There isn’t much in terms of monetization options at the moment. CEO Nan Wang tells TechCrunch that the focus right now is “amassing a large base of users and making it the stickiest and highest engagement product in the category.”
Wang says the app’s users spend 50 minutes per day on average during the season, numbers he calls “Instagram-like.” The main contributor to that number seems to be that chat is always a swipe away and that all of the actions that are happening during the season show up inside chats to encourage engagement.
This unifies the experience for users, many of whom have had to piecemeal their experience by using a WhatsApp or GroupMe group in addition to the other fantasy league apps that they’ve been using. Sleeper’s more differentiated UI seems to be largely popular among early vocal users as well as the up-to-the-minute notifications that deliver league updates.

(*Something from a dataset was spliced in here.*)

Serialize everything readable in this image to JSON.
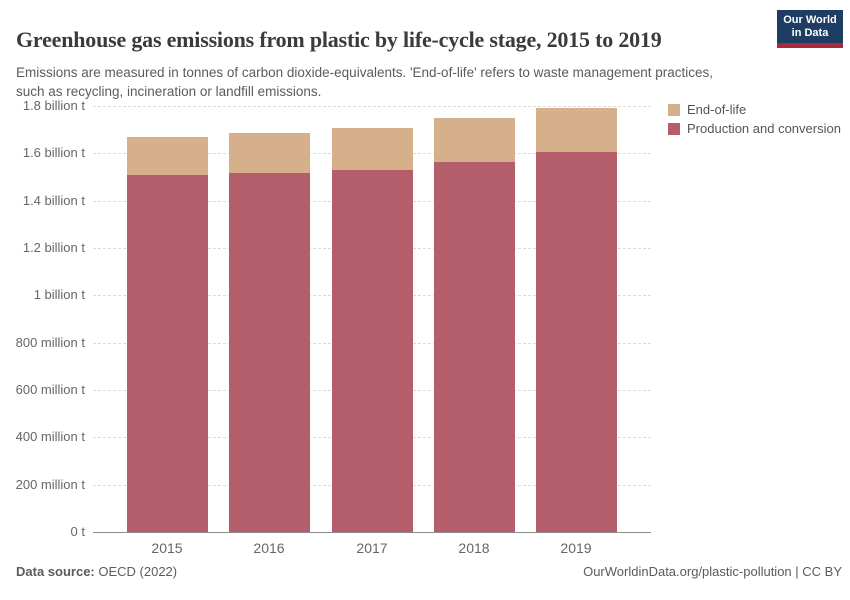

Poaching users from other platforms is definitely a priority, but Wang says the team has really been looking at how to nab users who have stayed away from the convoluted confusion of fantasy leagues as well. Taking on the leading apps from ESPN, Yahoo and NFL can be daunting; another stress for the younger startup is just how tight the user acquisition window is, though things compound quickly if you can create one loyal user that brings their entire league to the platform.
“The user acquisition window for fantasy football leagues is strongest from the second week of August until the first week of September. Historically, we’ve seen that about 70% of users create their leagues in that three-week window,” Wang tells me.
The funding has been used to build out its team, which is still just 10 full-time employees, as well as expand their ambitions beyond fantasy football alone into other sports, including basketball and soccer.